GSA Annual Meeting in Seattle, Washington, USA - 2017

Paper No. 368-3
Presentation Time: 9:00 AM-6:30 PM

MOUNTAIN FRONT RECHARGE IN A SEMI-ARID CLIMATE; SOUTHWEST MONTANA


SHAMA, Charles P., Geological Engineering, Montana Tech of the University of Montana, 1300 West Park St, Butte, MT 59701 and SHAW, Glenn D., Geological Engineering, Montana Tech of the University of Montana, 1300 West Park Street, Butte, MT 59701, cshama@mtech.edu

Groundwater recharge to regional valley benches originates largely from adjacent Mountain Front Recharge (MFR). The Madison Valley in Southwest Montana is a semi-arid mediterranean climate that receives 12.5in annual valley precipitation. In this study, we compare two drainages looking at focused underflow at the mountain-valley transition. We are i) calculating the amount of groundwater recharge that is occurring from the losing section of the two streams, and ii) targeting focused underflow below two different streams exiting a mountain canyon into a larger valley. This study will characterize groundwater surface-water interactions along Daylight Creek (DC) and along North Meadow Creek (NMC). The focus is on creating a physical mass balance recharge estimate from the losing stream sections near the mountain-valley transition.
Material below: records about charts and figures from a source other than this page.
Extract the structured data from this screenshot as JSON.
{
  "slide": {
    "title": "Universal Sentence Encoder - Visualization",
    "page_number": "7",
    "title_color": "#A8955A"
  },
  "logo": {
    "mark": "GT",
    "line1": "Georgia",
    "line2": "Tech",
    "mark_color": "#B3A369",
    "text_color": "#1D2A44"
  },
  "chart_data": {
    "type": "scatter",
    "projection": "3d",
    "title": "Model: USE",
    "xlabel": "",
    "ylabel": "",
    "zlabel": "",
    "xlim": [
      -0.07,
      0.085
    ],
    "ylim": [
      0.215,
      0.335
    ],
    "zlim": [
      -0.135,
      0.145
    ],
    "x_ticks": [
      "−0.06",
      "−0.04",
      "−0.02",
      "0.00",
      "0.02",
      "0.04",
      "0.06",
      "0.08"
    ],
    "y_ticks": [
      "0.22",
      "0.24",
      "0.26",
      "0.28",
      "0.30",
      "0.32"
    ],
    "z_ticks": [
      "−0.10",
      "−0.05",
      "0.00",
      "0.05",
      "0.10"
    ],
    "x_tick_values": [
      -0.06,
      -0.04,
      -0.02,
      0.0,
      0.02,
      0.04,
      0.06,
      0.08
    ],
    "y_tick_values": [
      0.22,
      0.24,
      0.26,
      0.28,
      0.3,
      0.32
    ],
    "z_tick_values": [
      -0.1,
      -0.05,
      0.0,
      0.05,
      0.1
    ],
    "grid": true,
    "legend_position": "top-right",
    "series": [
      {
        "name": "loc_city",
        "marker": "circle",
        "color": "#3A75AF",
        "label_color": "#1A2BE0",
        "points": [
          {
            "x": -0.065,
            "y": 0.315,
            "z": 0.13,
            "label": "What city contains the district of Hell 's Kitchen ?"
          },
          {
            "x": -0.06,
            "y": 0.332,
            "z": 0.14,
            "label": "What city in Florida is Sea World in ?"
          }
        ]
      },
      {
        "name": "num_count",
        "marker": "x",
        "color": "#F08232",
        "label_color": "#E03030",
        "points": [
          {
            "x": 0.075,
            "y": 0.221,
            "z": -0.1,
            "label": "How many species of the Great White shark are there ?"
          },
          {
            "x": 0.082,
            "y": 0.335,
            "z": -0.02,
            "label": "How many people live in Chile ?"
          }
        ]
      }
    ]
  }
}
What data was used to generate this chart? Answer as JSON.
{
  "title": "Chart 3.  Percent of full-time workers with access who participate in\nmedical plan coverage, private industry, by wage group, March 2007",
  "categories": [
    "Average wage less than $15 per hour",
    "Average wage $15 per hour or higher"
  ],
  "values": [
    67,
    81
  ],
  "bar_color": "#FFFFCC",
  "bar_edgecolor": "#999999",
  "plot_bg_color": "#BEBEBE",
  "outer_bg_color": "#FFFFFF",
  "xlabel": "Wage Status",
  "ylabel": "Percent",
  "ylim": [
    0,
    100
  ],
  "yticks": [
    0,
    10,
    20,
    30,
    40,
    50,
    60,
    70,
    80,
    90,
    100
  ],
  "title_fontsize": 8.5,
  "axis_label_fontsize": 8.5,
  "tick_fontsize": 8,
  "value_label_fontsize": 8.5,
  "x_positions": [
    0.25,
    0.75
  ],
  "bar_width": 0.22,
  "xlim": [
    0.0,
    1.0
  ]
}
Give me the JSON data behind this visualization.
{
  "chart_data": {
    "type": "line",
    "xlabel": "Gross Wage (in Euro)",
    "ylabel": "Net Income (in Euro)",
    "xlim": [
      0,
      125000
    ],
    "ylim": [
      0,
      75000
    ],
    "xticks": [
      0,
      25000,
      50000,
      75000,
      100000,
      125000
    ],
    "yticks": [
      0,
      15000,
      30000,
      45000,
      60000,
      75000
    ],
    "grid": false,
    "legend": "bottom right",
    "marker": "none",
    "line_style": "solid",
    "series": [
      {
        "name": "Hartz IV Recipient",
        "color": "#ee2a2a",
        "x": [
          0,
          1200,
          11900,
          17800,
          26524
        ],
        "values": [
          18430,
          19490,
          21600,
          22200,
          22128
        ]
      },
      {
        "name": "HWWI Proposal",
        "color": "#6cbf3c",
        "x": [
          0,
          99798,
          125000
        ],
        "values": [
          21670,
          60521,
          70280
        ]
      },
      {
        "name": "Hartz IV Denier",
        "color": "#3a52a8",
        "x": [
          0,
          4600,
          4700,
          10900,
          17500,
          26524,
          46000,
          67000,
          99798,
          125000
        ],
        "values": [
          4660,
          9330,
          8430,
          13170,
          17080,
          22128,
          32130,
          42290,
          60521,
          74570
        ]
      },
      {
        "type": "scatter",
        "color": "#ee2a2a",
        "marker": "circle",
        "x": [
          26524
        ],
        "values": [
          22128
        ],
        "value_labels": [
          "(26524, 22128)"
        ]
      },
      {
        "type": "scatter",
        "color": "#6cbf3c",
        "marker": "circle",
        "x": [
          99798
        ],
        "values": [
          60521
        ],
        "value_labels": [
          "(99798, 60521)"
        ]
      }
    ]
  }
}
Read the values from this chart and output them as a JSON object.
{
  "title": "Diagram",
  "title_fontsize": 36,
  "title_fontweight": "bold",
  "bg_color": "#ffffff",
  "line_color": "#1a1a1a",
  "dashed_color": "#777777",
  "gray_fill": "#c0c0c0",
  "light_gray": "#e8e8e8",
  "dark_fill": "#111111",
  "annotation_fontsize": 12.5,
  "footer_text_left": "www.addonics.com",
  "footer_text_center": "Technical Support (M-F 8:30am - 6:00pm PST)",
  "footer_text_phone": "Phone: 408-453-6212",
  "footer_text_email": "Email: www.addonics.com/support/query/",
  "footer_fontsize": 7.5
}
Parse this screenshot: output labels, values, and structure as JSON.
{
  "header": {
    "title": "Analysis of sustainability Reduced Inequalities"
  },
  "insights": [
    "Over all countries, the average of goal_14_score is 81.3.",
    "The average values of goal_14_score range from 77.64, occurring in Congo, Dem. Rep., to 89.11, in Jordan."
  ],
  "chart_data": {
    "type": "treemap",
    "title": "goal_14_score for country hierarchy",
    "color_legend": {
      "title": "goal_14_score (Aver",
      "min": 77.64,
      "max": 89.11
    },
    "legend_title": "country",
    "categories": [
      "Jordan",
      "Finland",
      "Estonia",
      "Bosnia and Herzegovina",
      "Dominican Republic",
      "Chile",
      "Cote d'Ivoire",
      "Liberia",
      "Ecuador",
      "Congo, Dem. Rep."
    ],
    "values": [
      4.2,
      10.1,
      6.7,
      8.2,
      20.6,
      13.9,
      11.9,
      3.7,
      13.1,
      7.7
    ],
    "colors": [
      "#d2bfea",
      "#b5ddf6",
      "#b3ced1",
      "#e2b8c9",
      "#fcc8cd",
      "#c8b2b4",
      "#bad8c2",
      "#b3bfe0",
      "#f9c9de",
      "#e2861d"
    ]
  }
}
DC that runs through Virginia City, MT is within a small highland pass watershed with peak elevations of 6,800ft and does not receive much precipitation. NMC is located west of McAllister. The watershed reaches elevations up to 10,000ft and receives snowfall averaging 19.4in SWE. To help answer valley recharge i) we will utilize a physical mass balance equation,

P = ET + R + G

Where P is precipitation; ET is evapotranspiration; R is surface runoff and G is groundwater. Methods used to answer focused underflow ii) is the installation of shallow wells (6-9ft) which are instrumented with pressure transducers and temperature loggers set vertically in wells. Staff gauges measure surface runoff and will help characterize vertical groundwater movement between the stream and shallow streambed sediments. From April through June, the smaller DC is showing a signal of a losing stream. The larger NMC has three unique zones. The upper mountainous zone is a gaining stream; middle zone is a transition from gaining to losing; and the lower zone is a losing stream. Temperature profiles indicate a downward vertical flow for DC and NMC transitions from an upward flow to a downward flow as the creek progresses onto the Madison Valley. Initial mass balance budgets for April and June indicate subsurface underflow is ten times the magnitude of surface flow on both streams. Hydrogen and oxygen isotope samples from stream water and groundwater show that a mix of precipitation and groundwater is occurring during the spring runoff.